We both stand there awhile, me feeling uneasy and powerless. Guilty. She thanks me for helping me throw away some of her stuff, and we say goodnight. I closed my apartment door and Googled “security deposit interest NYC.” Much to my surprise, according to the Attorney General’s Tenant’s Rights Guide, this is a real thing!
Landlords, regardless of the number of units in the building, must treat the deposits as trust funds belonging to their tenants and they may not commingle deposits with their own money. Landlords of buildings with six or more apartments must put all security deposits in New York bank accounts earning interest at the prevailing rate. Each tenant must be informed in writing of the bank’s name and address and the amount of the deposit.
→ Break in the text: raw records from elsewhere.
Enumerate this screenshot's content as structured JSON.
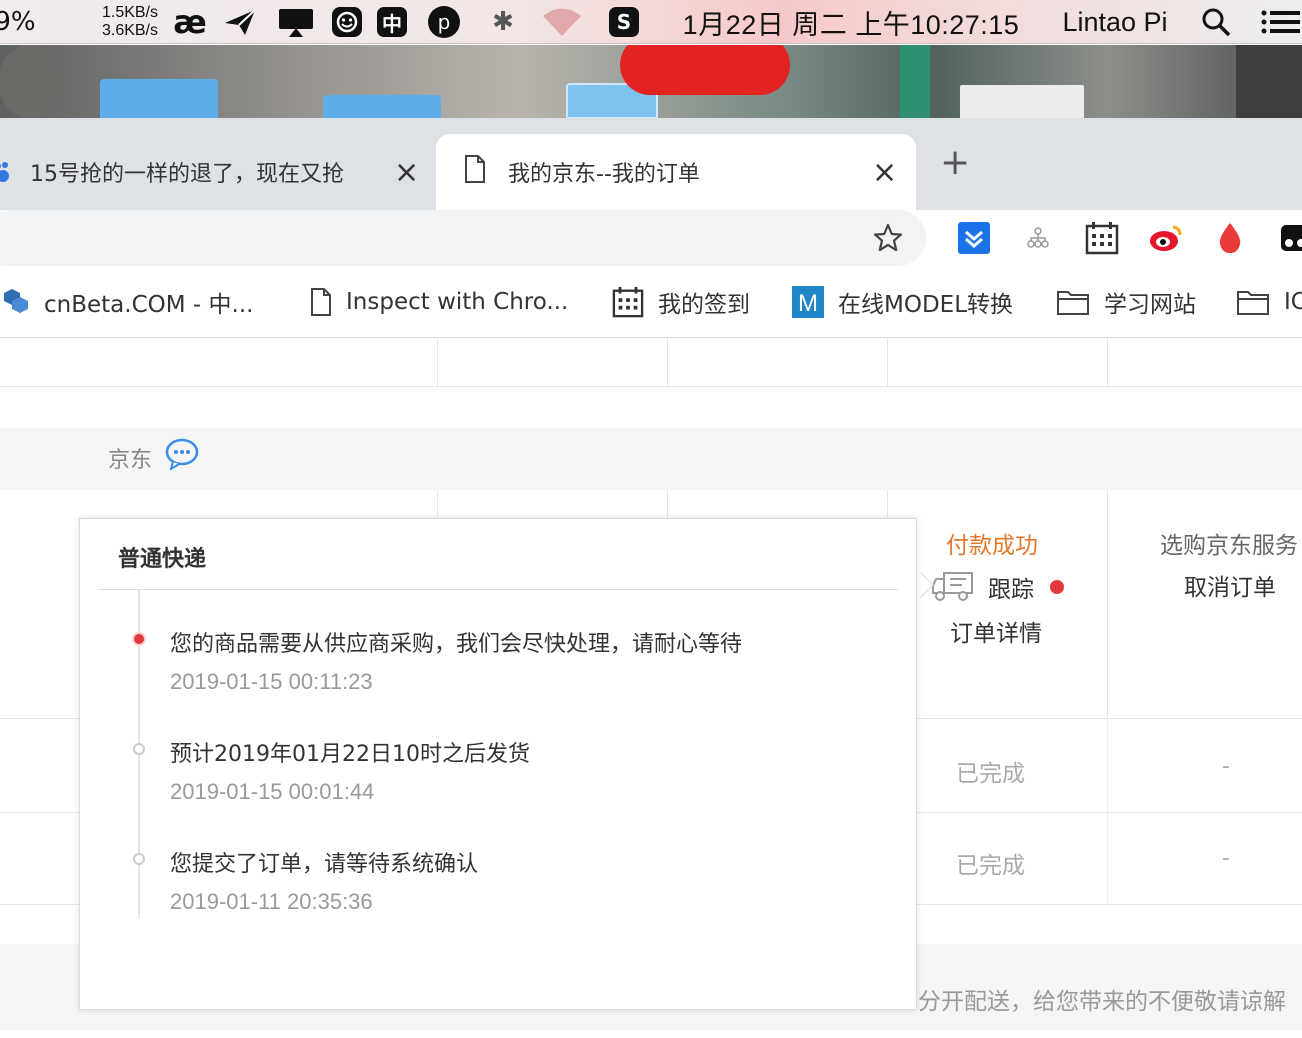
{
  "menubar": {
    "battery": "9%",
    "net_up": "1.5KB/s",
    "net_down": "3.6KB/s",
    "clock": "1月22日 周二 上午10:27:15",
    "user": "Lintao Pi",
    "tray": {
      "zh_char": "中",
      "p_char": "p",
      "s_char": "S",
      "ae_char": "æ"
    }
  },
  "tabs": [
    {
      "title": "15号抢的一样的退了，现在又抢",
      "active": false
    },
    {
      "title": "我的京东--我的订单",
      "active": true
    }
  ],
  "bookmarks": [
    {
      "label": "cnBeta.COM - 中...",
      "icon": "cnbeta-icon"
    },
    {
      "label": "Inspect with Chro...",
      "icon": "page-icon"
    },
    {
      "label": "我的签到",
      "icon": "calendar-icon"
    },
    {
      "label": "在线MODEL转换",
      "icon": "m-icon"
    },
    {
      "label": "学习网站",
      "icon": "folder-icon"
    },
    {
      "label": "IC",
      "icon": "folder-icon"
    }
  ],
  "order": {
    "shop": "京东",
    "status": "付款成功",
    "track_label": "跟踪",
    "detail_label": "订单详情",
    "service_label": "选购京东服务",
    "cancel_label": "取消订单",
    "rows": [
      {
        "status": "已完成",
        "action": "-"
      },
      {
        "status": "已完成",
        "action": "-"
      }
    ],
    "notice": "分开配送，给您带来的不便敬请谅解"
  },
  "popup": {
    "title": "普通快递",
    "events": [
      {
        "text": "您的商品需要从供应商采购，我们会尽快处理，请耐心等待",
        "time": "2019-01-15 00:11:23",
        "current": true
      },
      {
        "text": "预计2019年01月22日10时之后发货",
        "time": "2019-01-15 00:01:44",
        "current": false
      },
      {
        "text": "您提交了订单，请等待系统确认",
        "time": "2019-01-11 20:35:36",
        "current": false
      }
    ]
  },
  "colors": {
    "accent_red": "#e4393c",
    "status_orange": "#e4792a",
    "muted_text": "#999999"
  }
}
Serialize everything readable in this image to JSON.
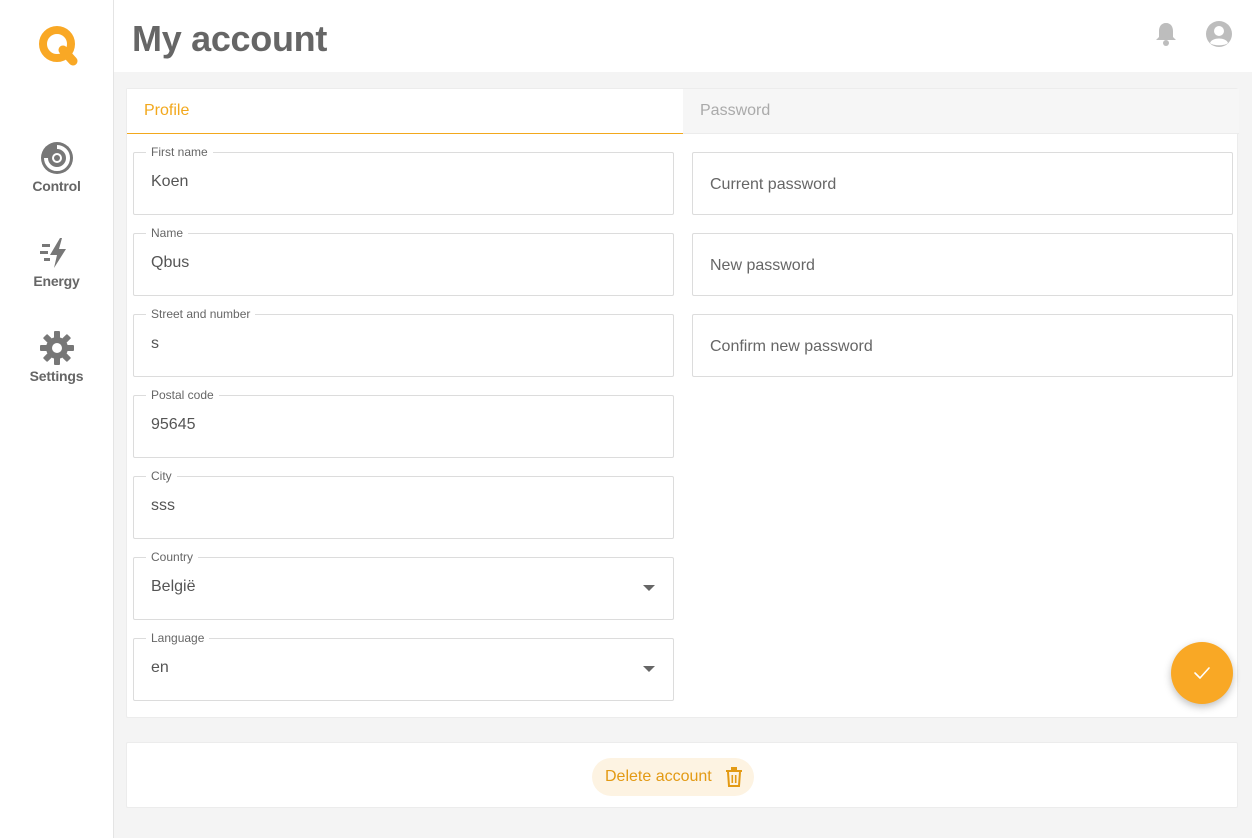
{
  "app": {
    "accent": "#f9a825"
  },
  "sidebar": {
    "logo": "qbus-logo",
    "items": [
      {
        "label": "Control",
        "icon": "control-icon"
      },
      {
        "label": "Energy",
        "icon": "energy-bolt-icon"
      },
      {
        "label": "Settings",
        "icon": "gear-icon"
      }
    ]
  },
  "header": {
    "title": "My account",
    "icons": [
      "bell-icon",
      "user-avatar-icon"
    ]
  },
  "tabs": [
    {
      "label": "Profile",
      "active": true
    },
    {
      "label": "Password",
      "active": false
    }
  ],
  "profile": {
    "first_name": {
      "label": "First name",
      "value": "Koen"
    },
    "name": {
      "label": "Name",
      "value": "Qbus"
    },
    "street": {
      "label": "Street and number",
      "value": "s"
    },
    "postal": {
      "label": "Postal code",
      "value": "95645"
    },
    "city": {
      "label": "City",
      "value": "sss"
    },
    "country": {
      "label": "Country",
      "value": "België"
    },
    "language": {
      "label": "Language",
      "value": "en"
    }
  },
  "password": {
    "current_placeholder": "Current password",
    "new_placeholder": "New password",
    "confirm_placeholder": "Confirm new password"
  },
  "actions": {
    "save_icon": "check-icon",
    "delete_label": "Delete account",
    "delete_icon": "trash-icon"
  }
}
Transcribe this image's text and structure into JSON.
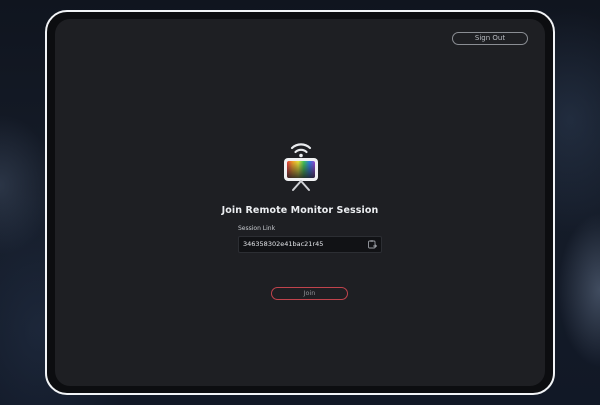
{
  "header": {
    "sign_out_label": "Sign Out"
  },
  "main": {
    "title": "Join Remote Monitor Session",
    "session_link": {
      "label": "Session Link",
      "value": "346358302e41bac21r45"
    },
    "join_label": "Join"
  },
  "icons": {
    "app_icon": "remote-monitor-icon",
    "copy_icon": "paste-icon"
  },
  "colors": {
    "join_border": "#c0434c",
    "panel_background": "#1e1f23",
    "device_frame": "#f2f4f7"
  }
}
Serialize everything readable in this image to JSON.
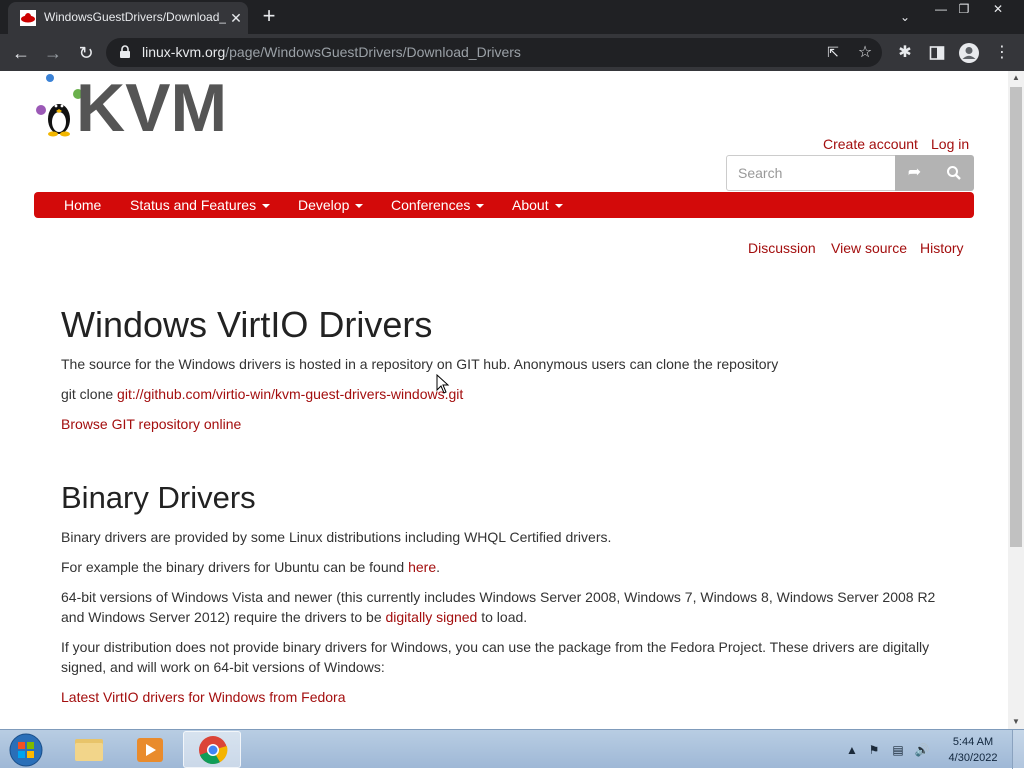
{
  "browser": {
    "tab_title": "WindowsGuestDrivers/Download_Drivers",
    "tab_close": "✕",
    "new_tab": "+",
    "url_host": "linux-kvm.org",
    "url_path": "/page/WindowsGuestDrivers/Download_Drivers"
  },
  "site": {
    "logo_text": "KVM",
    "create_account": "Create account",
    "log_in": "Log in",
    "search_placeholder": "Search",
    "nav": [
      {
        "label": "Home",
        "dropdown": false
      },
      {
        "label": "Status and Features",
        "dropdown": true
      },
      {
        "label": "Develop",
        "dropdown": true
      },
      {
        "label": "Conferences",
        "dropdown": true
      },
      {
        "label": "About",
        "dropdown": true
      }
    ],
    "page_tabs": [
      "Discussion",
      "View source",
      "History"
    ]
  },
  "content": {
    "heading1": "Windows VirtIO Drivers",
    "p1": "The source for the Windows drivers is hosted in a repository on GIT hub. Anonymous users can clone the repository",
    "git_clone_prefix": "git clone ",
    "git_clone_url": "git://github.com/virtio-win/kvm-guest-drivers-windows.git",
    "browse_link": "Browse GIT repository online",
    "heading2": "Binary Drivers",
    "p2": "Binary drivers are provided by some Linux distributions including WHQL Certified drivers.",
    "p3_prefix": "For example the binary drivers for Ubuntu can be found ",
    "p3_link": "here",
    "p3_suffix": ".",
    "p4_prefix": "64-bit versions of Windows Vista and newer (this currently includes Windows Server 2008, Windows 7, Windows 8, Windows Server 2008 R2 and Windows Server 2012) require the drivers to be ",
    "p4_link": "digitally signed",
    "p4_suffix": " to load.",
    "p5": "If your distribution does not provide binary drivers for Windows, you can use the package from the Fedora Project. These drivers are digitally signed, and will work on 64-bit versions of Windows:",
    "fedora_link": "Latest VirtIO drivers for Windows from Fedora"
  },
  "taskbar": {
    "time": "5:44 AM",
    "date": "4/30/2022"
  },
  "colors": {
    "link": "#a30e0e",
    "navbar": "#d30a0a",
    "chrome_dark": "#202124"
  }
}
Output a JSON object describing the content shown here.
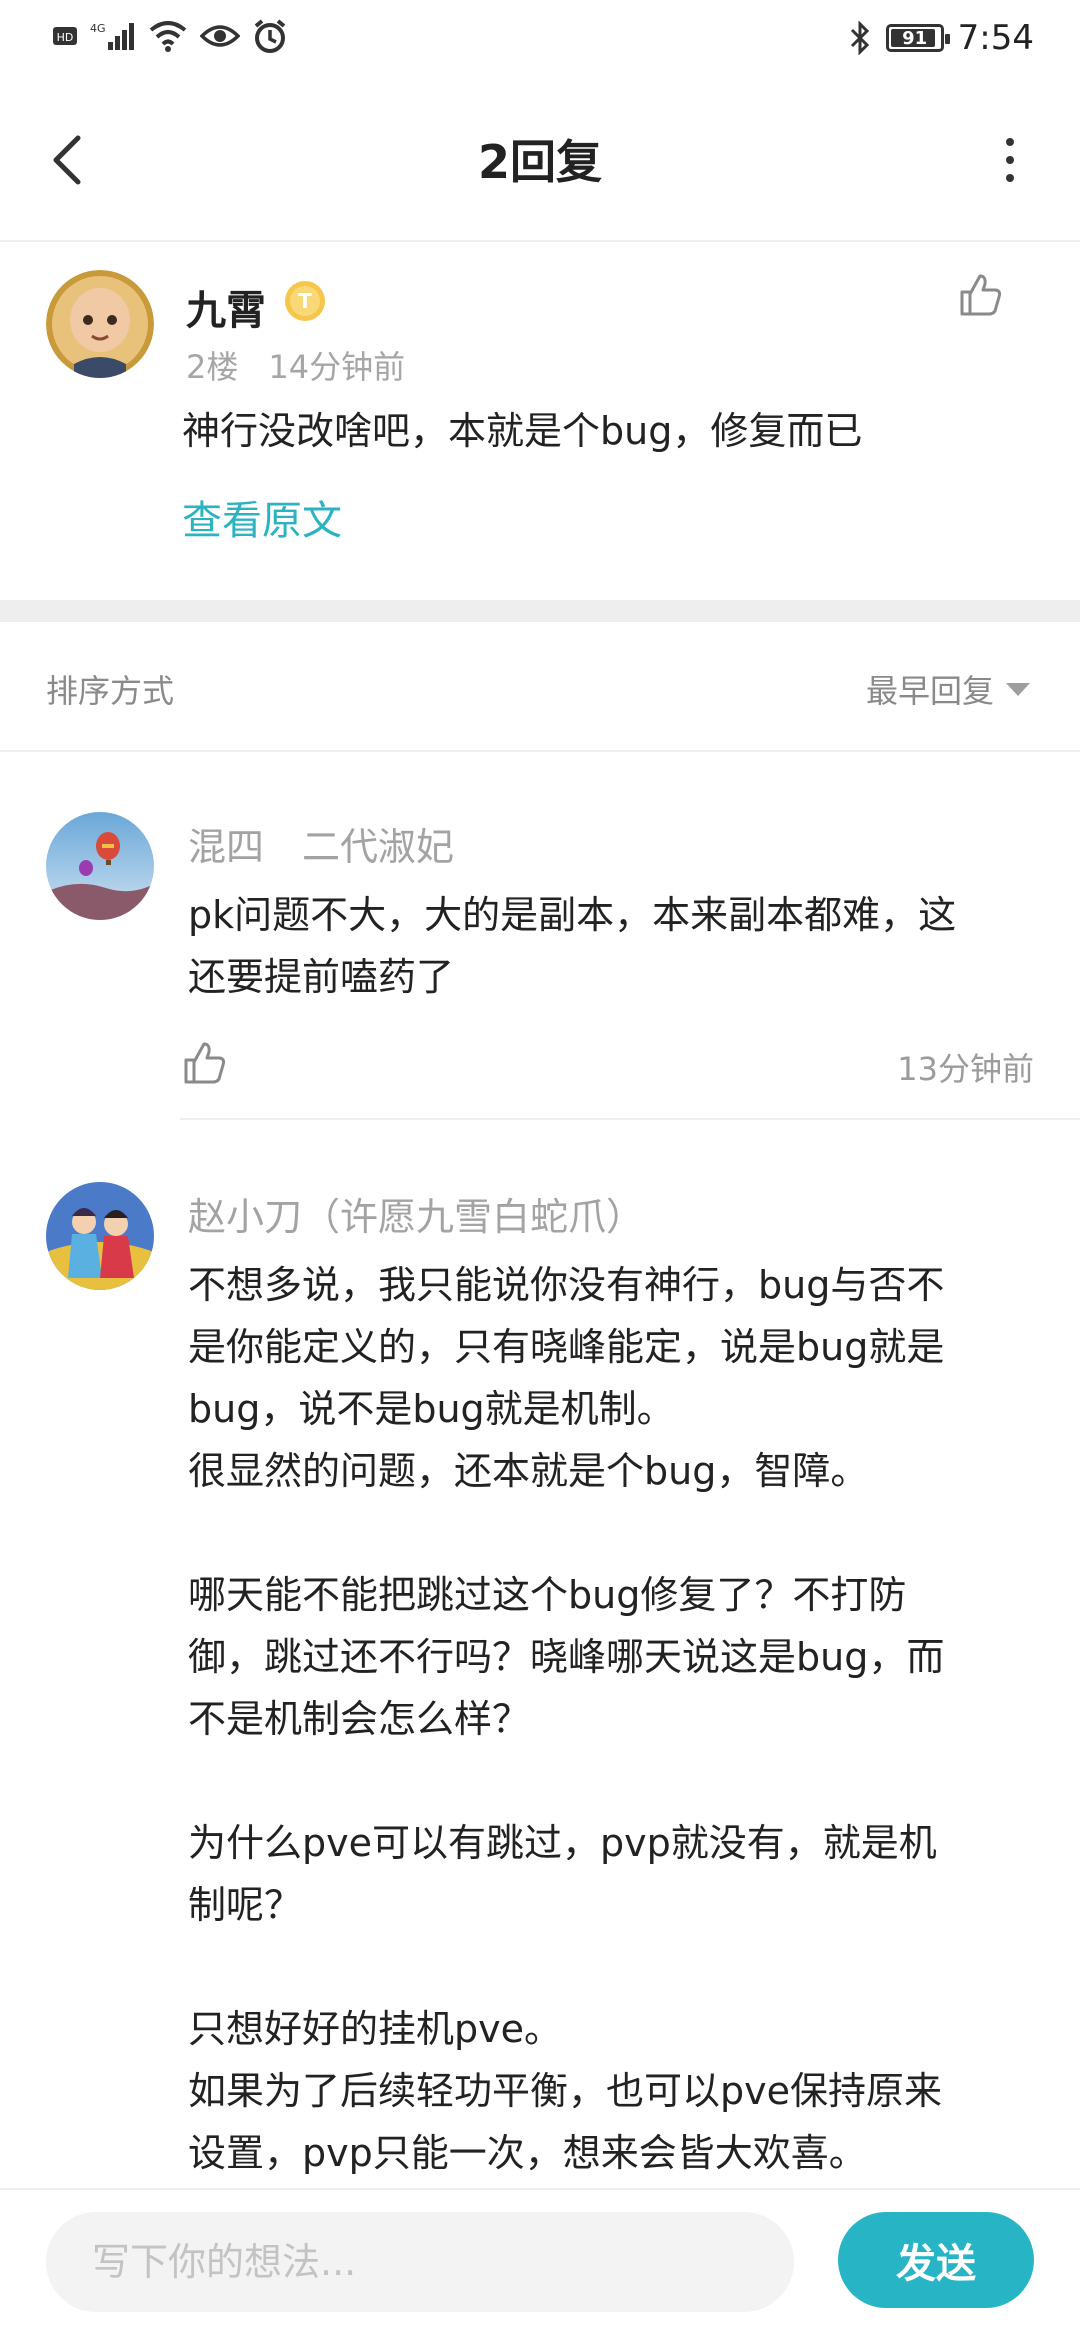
{
  "status_bar": {
    "network": "4G",
    "hd": "HD",
    "battery": "91",
    "time": "7:54"
  },
  "header": {
    "title": "2回复"
  },
  "post": {
    "author": "九霄",
    "badge": "T",
    "floor": "2楼",
    "time": "14分钟前",
    "text": "神行没改啥吧，本就是个bug，修复而已",
    "view_original": "查看原文"
  },
  "sort": {
    "label": "排序方式",
    "value": "最早回复"
  },
  "replies": [
    {
      "author": "混四　二代淑妃",
      "text": "pk问题不大，大的是副本，本来副本都难，这\n还要提前嗑药了",
      "time": "13分钟前"
    },
    {
      "author": "赵小刀（许愿九雪白蛇爪）",
      "text": "不想多说，我只能说你没有神行，bug与否不\n是你能定义的，只有晓峰能定，说是bug就是\nbug，说不是bug就是机制。\n很显然的问题，还本就是个bug，智障。\n\n哪天能不能把跳过这个bug修复了？不打防\n御，跳过还不行吗？晓峰哪天说这是bug，而\n不是机制会怎么样？\n\n为什么pve可以有跳过，pvp就没有，就是机\n制呢？\n\n只想好好的挂机pve。\n如果为了后续轻功平衡，也可以pve保持原来\n设置，pvp只能一次，想来会皆大欢喜。"
    }
  ],
  "composer": {
    "placeholder": "写下你的想法...",
    "send": "发送"
  },
  "colors": {
    "accent": "#27b5c6",
    "link": "#2bb3c0",
    "muted": "#a3a3a3",
    "divider": "#eeeeee"
  },
  "icons": [
    "back-arrow-icon",
    "more-vertical-icon",
    "thumbs-up-icon",
    "caret-down-icon",
    "signal-icon",
    "wifi-icon",
    "eye-icon",
    "alarm-icon",
    "bluetooth-icon",
    "battery-icon"
  ]
}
Landlords are entitled to collect annual administrative expenses of one percent of the deposit. All other interest earned on the deposits belongs to the tenants. Tenants must be given the option of having this interest paid to them annually, applied to rent, or paid at the end of the lease term. If the building has fewer than six apartments, a landlord who voluntarily places the security deposits in an interest bearing bank account must also follow these rules.
For example: A tenant pays a security deposit of $800. The landlord places the deposit in an interest bearing bank account paying 2.5%. At the end of the year the account will have earned interest of $20.00. The tenant is entitled to $12.00 and the landlord may retain $8.00, 1% of the deposit, as an administrative fee.
Emphasis mine. Has anyone’s landlord ever actually paid them interest on their security deposit? Or even heard mention of it? These days of course the 1% administrative fee would far outpace any standard interest rate on a savings account. But I’m going to pretend it’s more, that Janice’s digging through tenant’s rights PDFs actually got her somewhere, that somehow maybe the interest on her 18-year-old security deposit covered her down payment on her house in Forest Hills.
I also have to sit with the fact that we didn’t, and we aren’t, going to volunteer to leave. I don’t want to pay $2,600 for a similar apartment down the block. I don’t want to move to Forest Hills. So I have to sit with that, and feel uneasy about it, and watch this woman who has spent her whole life in this neighborhood drag her old furniture to the curb. Dustin came home that night and told me to put on my shoes, that there was a desk sitting out in the trash that maybe we could paint and would work perfectly in our living room. I waved him off, turned around to walk back inside. I’m sure Janice would be happy for us to make use of it, but I don’t like the idea of dragging her stuff back up the steps and keeping it in our home, the place we get to stay in mostly because we only just got here, because to us it’s not really a home at all.